The impact of the fiscal framework decisions - the macro-economic decisions behind the micro-economic farting about - meets with the approval of the financial markets, only because the policy is to release as much money into the economy as quickly as possible, meaning that some firms will be kept afloat by the inevitable flow of money (however irresponsible) into failing enterprises. Of course, the long-term prognosis is bad, as the decrease in the rating of the UK debt shows - it has become more expensive for the UK Government to borrow in the markets.
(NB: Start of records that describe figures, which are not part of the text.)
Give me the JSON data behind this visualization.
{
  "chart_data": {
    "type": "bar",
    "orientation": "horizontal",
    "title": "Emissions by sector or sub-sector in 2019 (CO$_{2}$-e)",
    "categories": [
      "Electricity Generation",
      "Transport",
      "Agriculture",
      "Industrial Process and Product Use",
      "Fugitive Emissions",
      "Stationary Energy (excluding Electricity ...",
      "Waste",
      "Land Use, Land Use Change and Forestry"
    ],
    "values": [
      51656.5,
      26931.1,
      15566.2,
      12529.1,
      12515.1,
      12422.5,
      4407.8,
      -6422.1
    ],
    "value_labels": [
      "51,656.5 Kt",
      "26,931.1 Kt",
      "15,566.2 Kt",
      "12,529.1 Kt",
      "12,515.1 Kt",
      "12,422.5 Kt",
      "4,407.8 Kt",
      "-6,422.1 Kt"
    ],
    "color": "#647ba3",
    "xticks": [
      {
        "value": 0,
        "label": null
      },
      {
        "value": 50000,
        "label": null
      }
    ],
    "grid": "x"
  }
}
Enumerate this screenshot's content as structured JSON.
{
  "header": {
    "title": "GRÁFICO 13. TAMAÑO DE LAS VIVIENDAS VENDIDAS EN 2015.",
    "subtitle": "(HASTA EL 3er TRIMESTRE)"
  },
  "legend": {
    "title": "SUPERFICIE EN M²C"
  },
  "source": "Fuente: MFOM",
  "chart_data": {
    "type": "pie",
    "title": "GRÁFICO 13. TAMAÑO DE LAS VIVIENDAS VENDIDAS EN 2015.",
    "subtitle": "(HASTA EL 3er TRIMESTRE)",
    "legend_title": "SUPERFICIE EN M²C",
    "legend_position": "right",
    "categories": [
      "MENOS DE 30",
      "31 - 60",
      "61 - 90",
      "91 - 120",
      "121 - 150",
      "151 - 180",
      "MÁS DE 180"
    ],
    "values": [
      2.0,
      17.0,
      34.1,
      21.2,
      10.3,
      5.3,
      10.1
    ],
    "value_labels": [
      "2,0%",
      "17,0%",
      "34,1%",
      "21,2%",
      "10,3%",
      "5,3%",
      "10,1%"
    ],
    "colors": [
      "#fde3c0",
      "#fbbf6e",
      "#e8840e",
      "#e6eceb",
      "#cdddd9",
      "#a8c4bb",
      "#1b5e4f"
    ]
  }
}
As a Labour Party tool it has been very effective, and heightens the probability of there being a May election from 'possible' to 'highly likely, all other things being equal'.
So how does this play with the winners and losers?
Earning £150,000 plus per annum will cost the taxpayer about £1,200 per annum in additional taxes from 2010. According to The Telegraph, this will be enough to persuade a high-earning young couple to give up their jobs and move to New Zealand. Bollocks.
The top 1% of earners will not walk away because of tax changes - they might if the underlying economy is knackered - because they cannot find jobs that are quite as well paid anywhere else.
The direct tax changes are largely symbolic, and not enough for the largest earners to create new tax avoidance schemes, so they should give a yield around the figures forecast, and A Good Thing too.
However, petrol duty has gone up to compensate for the temporary decrease in VAT, meaning that apart from the impact on motorists, the fishermen and bus operators will have new rates of duty applied, meaning that they will be out of pocket for more, for longer.
1 comment:
I see that MacNeil has criticised the Chancellor over petrol prices -- it is just a pity that he didn't bother to go to the House of Commons on Monday.